China responded in a relatively restrained manner. Rather than shrilly denouncing the conversation, the Chinese Foreign Ministry released a statement the day after the call saying “it must be pointed out that there is only one China in the world.” After noting that it had “lodged solemn representations with the U.S.,” the statement then “urge(d) the relevant side in the U.S. to adhere to the ‘one China’ policy, abide by the pledges in the three joint China-U.S. communiques, and handle issues related to Taiwan carefully and properly to avoid causing unnecessary interference to the overall China-U.S. relationship.” Clearly, China has decided to lay down a marker rather than stoke a crisis, but Chinese foreign policy analysts have warned that any change in U.S. policy on this issue would herald a downturn in bilateral relations and the virtual end of cooperation with Beijing on other issues of importance to the U.S., such as dealing with North Korea, Iran or terrorism.

Trump fashions himself a deal maker and tough negotiator. He will soon learn, however, that the U.S. president, ostensibly the most powerful man in the world, has limited leverage in international negotiations and needs foreign partners as much as they need him.

That lesson will reinforce another one: While there may be advantages to relying on “gut instinct” in a campaign, diplomacy is another matter. Protocols exist for a reason. They represent years of effort to find common ground among countries with variegated interests, some that converge and many that do not. Trump despises political correctness (at least when it concerns the treatment of others) but much of diplomacy is political correctness.

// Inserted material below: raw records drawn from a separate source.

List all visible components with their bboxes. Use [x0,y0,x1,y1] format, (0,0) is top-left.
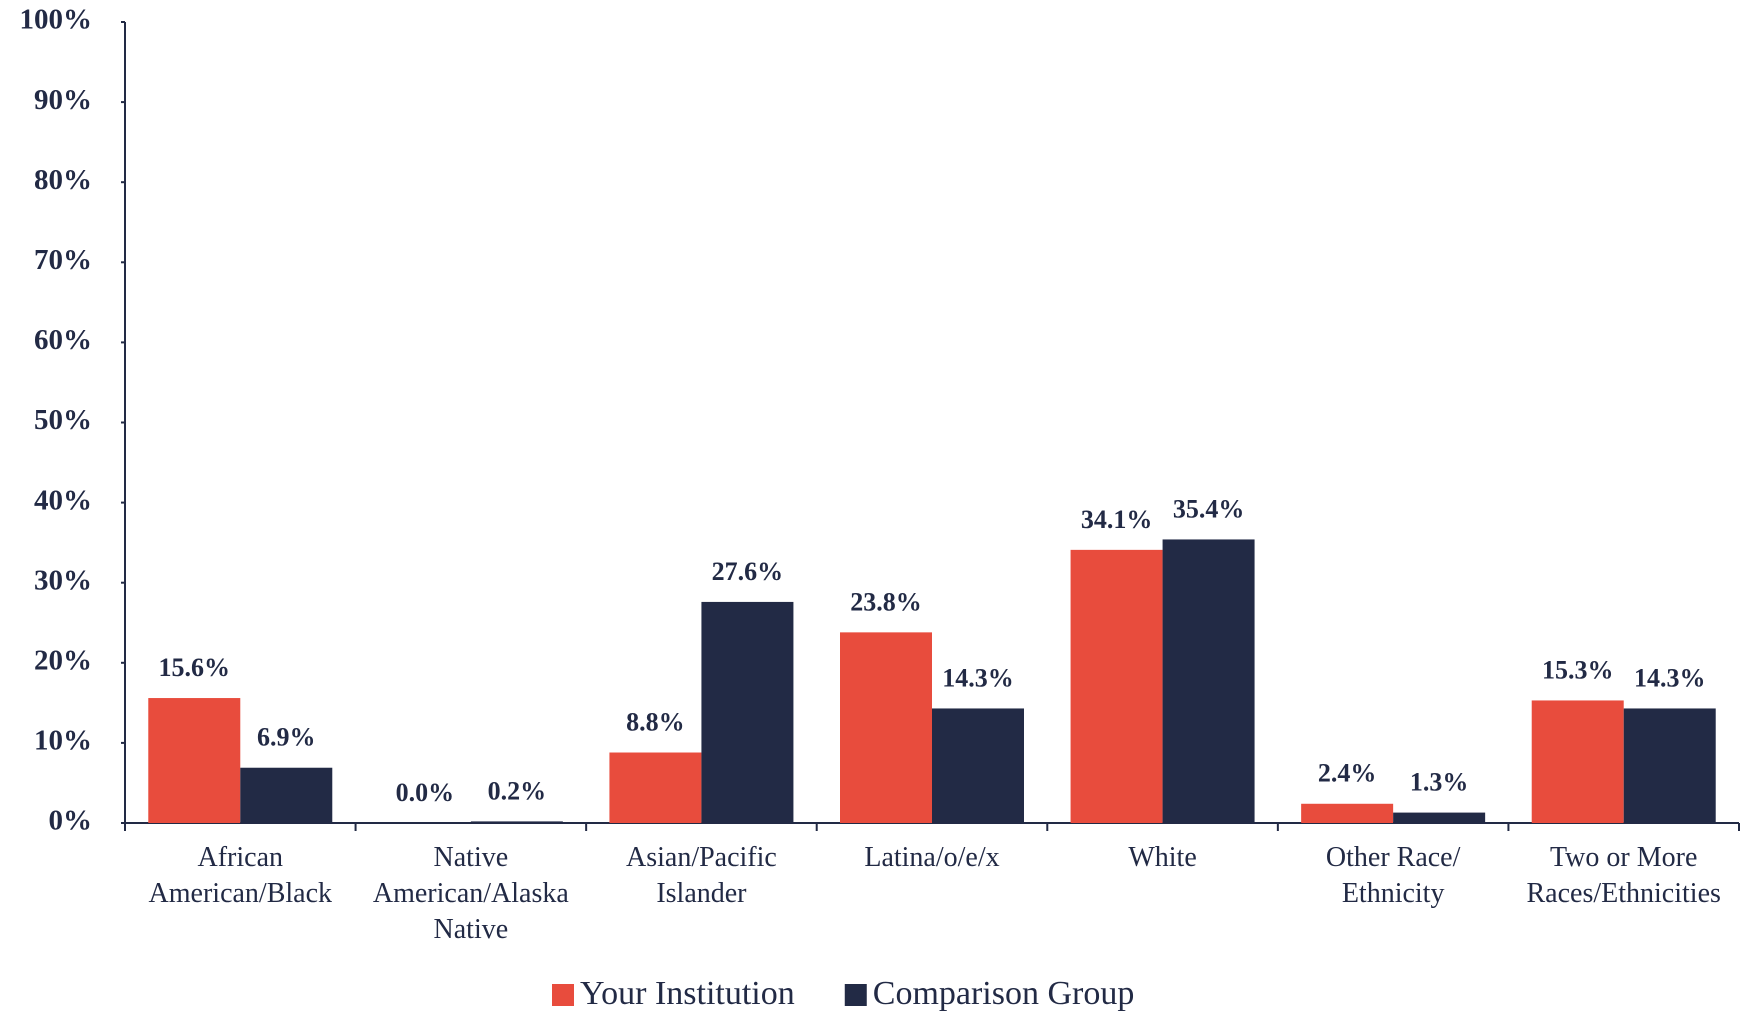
value-label: 15.3% [1542,655,1614,684]
value-label: 6.9% [257,723,316,752]
x-tick-label: White [1128,842,1197,873]
y-tick-label: 100% [20,4,93,36]
value-label: 14.3% [942,663,1014,692]
y-tick-label: 0% [49,805,93,837]
y-tick-label: 20% [34,644,92,676]
y-tick-label: 90% [34,84,92,116]
x-tick-label: Asian/Pacific Islander [626,842,777,909]
y-tick-label: 70% [34,244,92,276]
bar [470,821,563,823]
legend-swatch [844,984,867,1006]
bar [148,698,241,823]
y-tick-label: 40% [34,484,92,516]
value-label: 27.6% [712,557,784,586]
value-label: 35.4% [1173,494,1245,523]
value-label: 14.3% [1634,663,1706,692]
bar [1162,539,1255,823]
bar [1301,803,1394,823]
value-label: 1.3% [1410,768,1469,797]
value-label: 23.8% [850,587,922,616]
x-tick-label: Two or More Races/Ethnicities [1526,842,1721,909]
value-label: 2.4% [1318,759,1377,788]
bar [1070,549,1163,823]
value-label: 8.8% [626,707,685,736]
bar [1393,812,1486,823]
bar [840,632,932,823]
value-label: 34.1% [1081,505,1153,534]
bar [609,752,702,823]
y-tick-label: 30% [34,564,92,596]
value-label: 0.2% [488,776,547,805]
bar [1623,708,1716,823]
bar [240,767,333,823]
bar [1531,700,1624,823]
bar [701,601,794,823]
value-label: 0.0% [396,778,455,807]
x-tick-label: Latina/o/e/x [864,842,1000,873]
value-label: 15.6% [159,653,231,682]
y-tick-label: 50% [34,404,92,436]
x-tick-label: Native American/Alaska Native [372,842,569,945]
legend-label: Your Institution [580,975,795,1012]
legend-swatch [552,984,574,1006]
y-tick-label: 60% [34,324,92,356]
x-tick-label: Other Race/ Ethnicity [1325,842,1461,909]
x-tick-label: African American/Black [148,842,333,909]
y-tick-label: 80% [34,164,92,196]
legend-label: Comparison Group [873,975,1135,1012]
y-tick-label: 10% [34,725,92,757]
bar [932,708,1024,823]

His failure to grasp those rules and norms will have profound consequences for international relations.

News that Trump has had only two of his daily intel briefings since the election and that he did not liaise with the State Department prior to these phone calls with world leaders is alarming. It is likely that the president-elect’s positive assessment of Philippine President Rodrigo Duterte (another caller) is more informed by the assurances of Jose Antonio, a Trump business partner who has been selected as special envoy to the United States in the wake of the election win, than official U.S. concerns about thousands of extrajudicial killings that have occurred during Duterte’s war on drugs.

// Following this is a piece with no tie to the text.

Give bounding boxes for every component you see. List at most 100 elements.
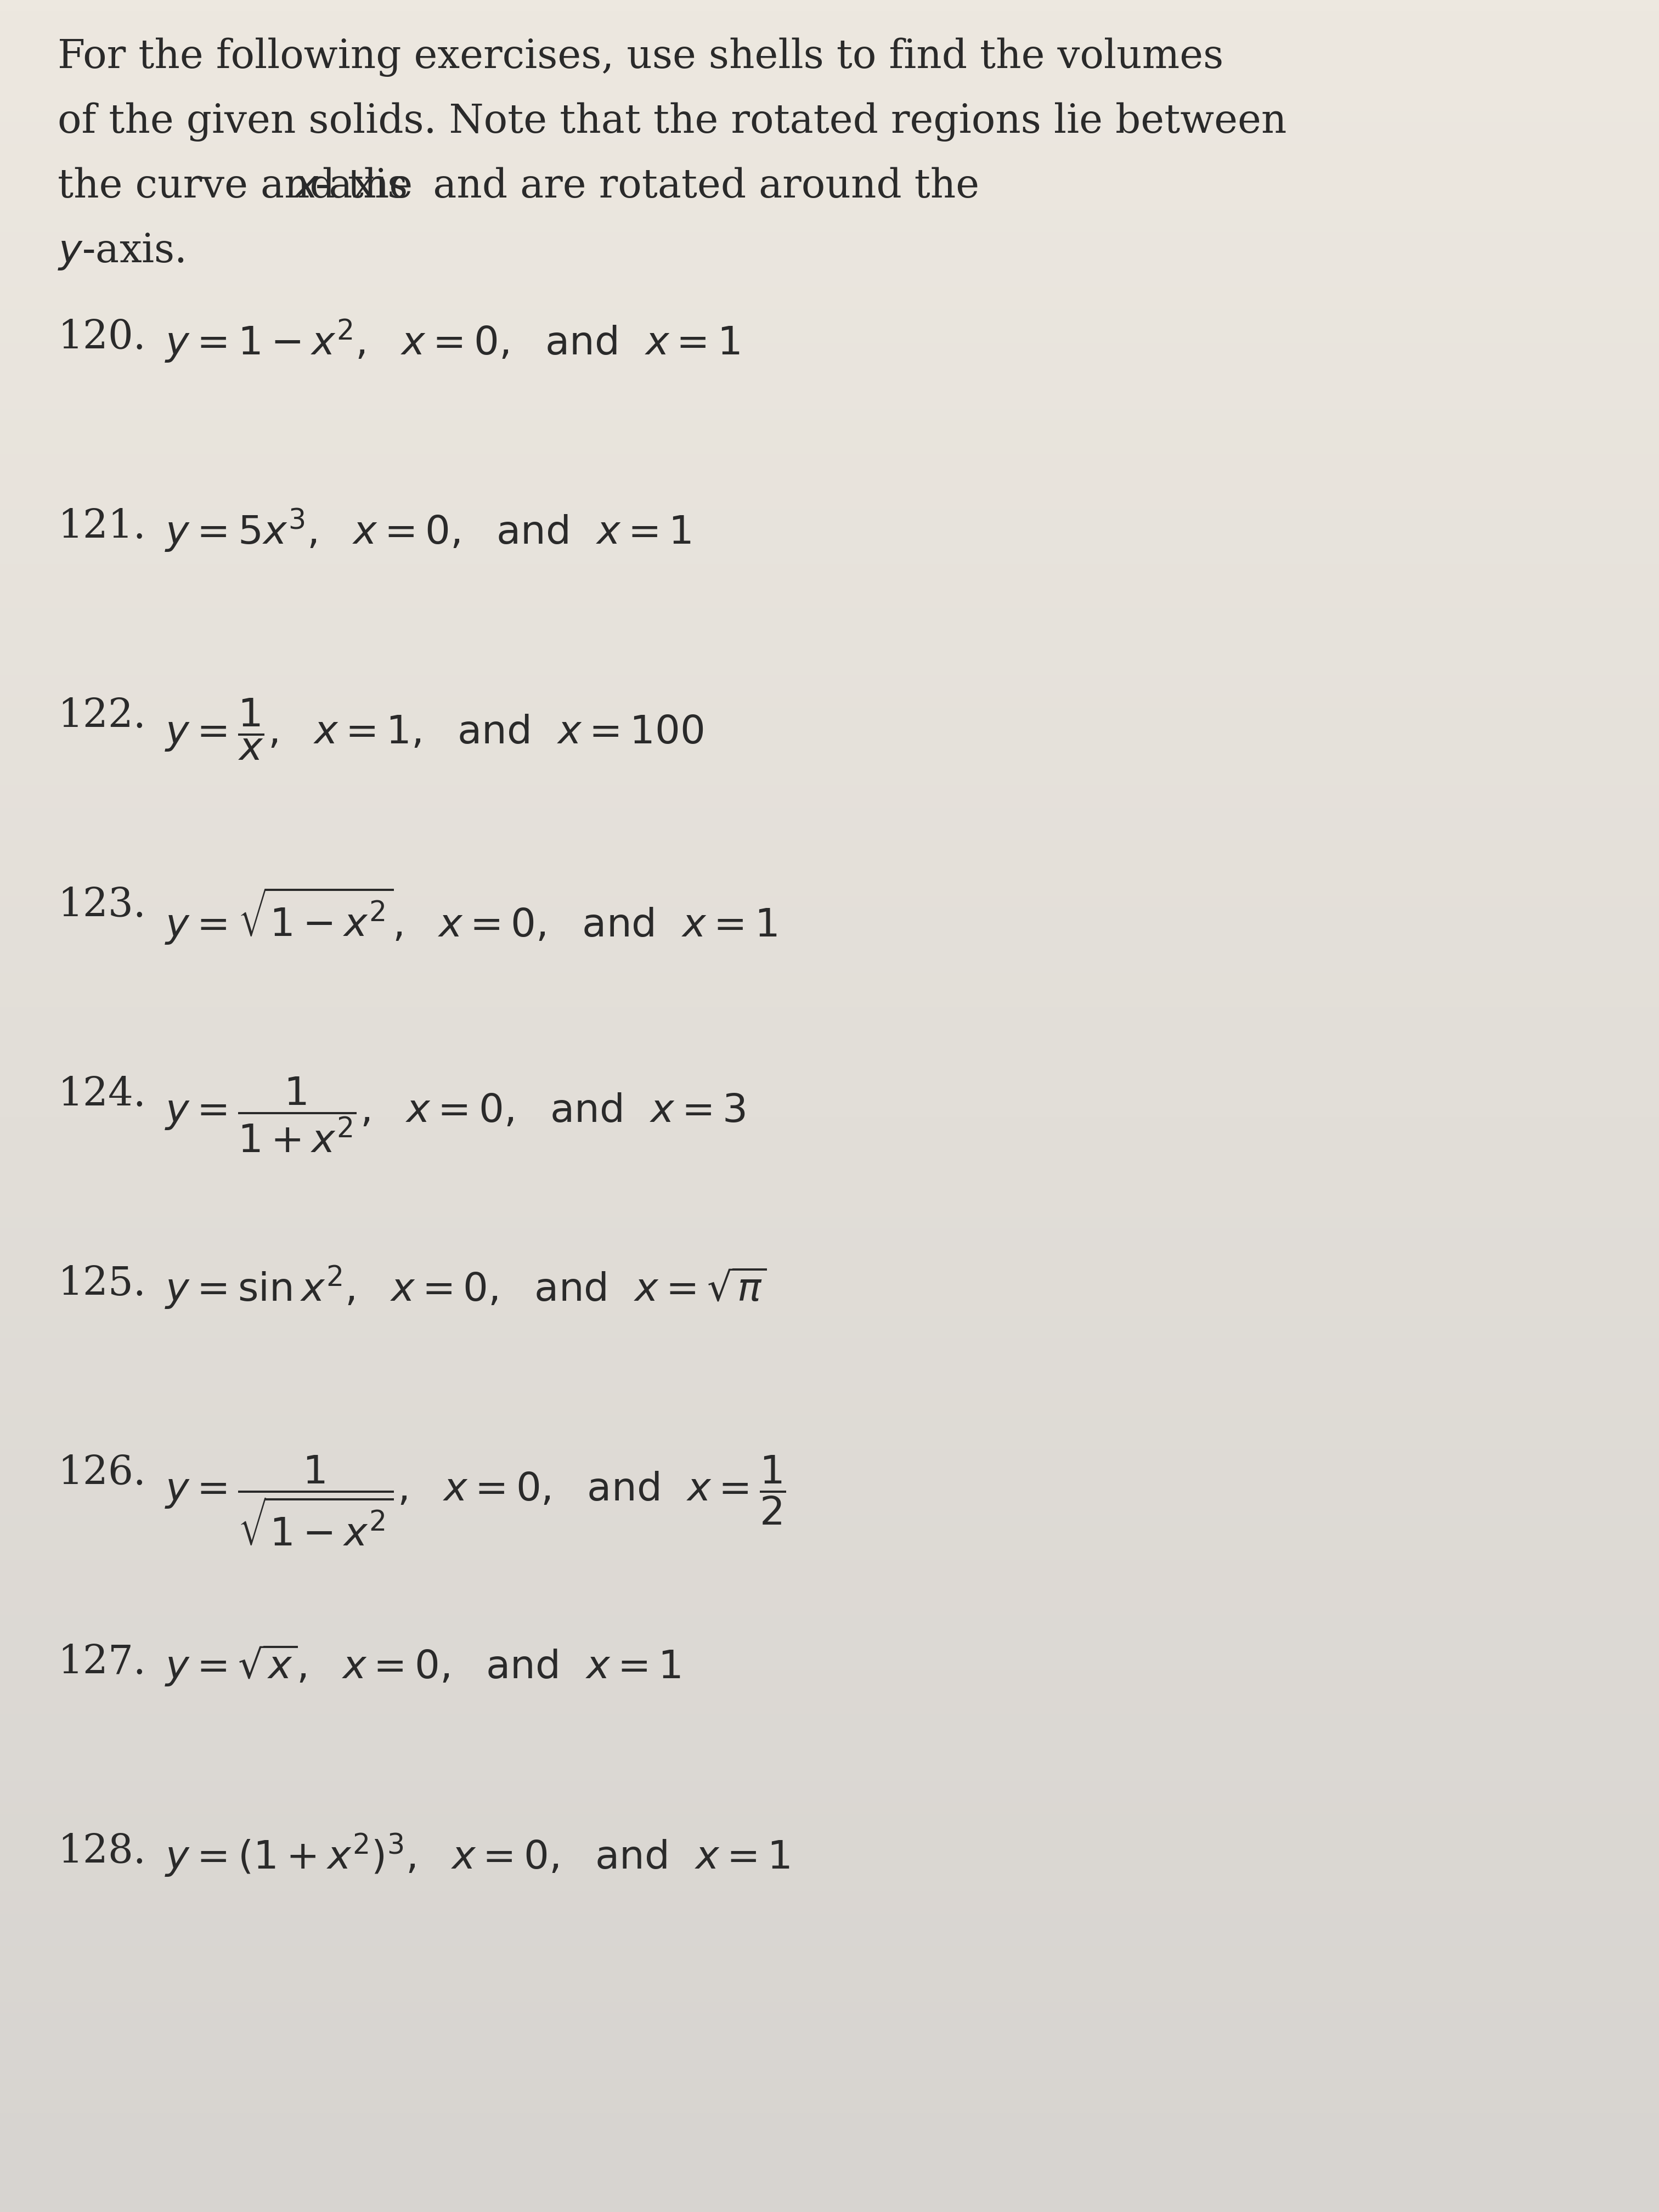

Similarly, his call with Pakistan’s Prime Minister Nawaz Sharif is confusing, not only for the wild enthusiasm Trump displays — how should we interpret the offer to help “with any outstanding problems”? That the U.S. will intervene in the Kashmir dispute? — but also because of criticisms Trump leveled against Pakistan in the past, such as in 2012 when he tweeted: “Pakistan is not our friend. We’ve given them billions and billions of dollars, and what did we get? Betrayal and disrespect — and much worse.”

This confusion has two possible consequences, neither good. The first is that Trump is to be taken literally and he will launch a revolution in U.S. foreign policy, but without a strategy to explain it. That will be wrenching. The second is that there is no strategy and Trump does not appreciate the significance of his statements, in which case the world will ignore them and wait to see what actually happens. Neither is good for the U.S. or the world.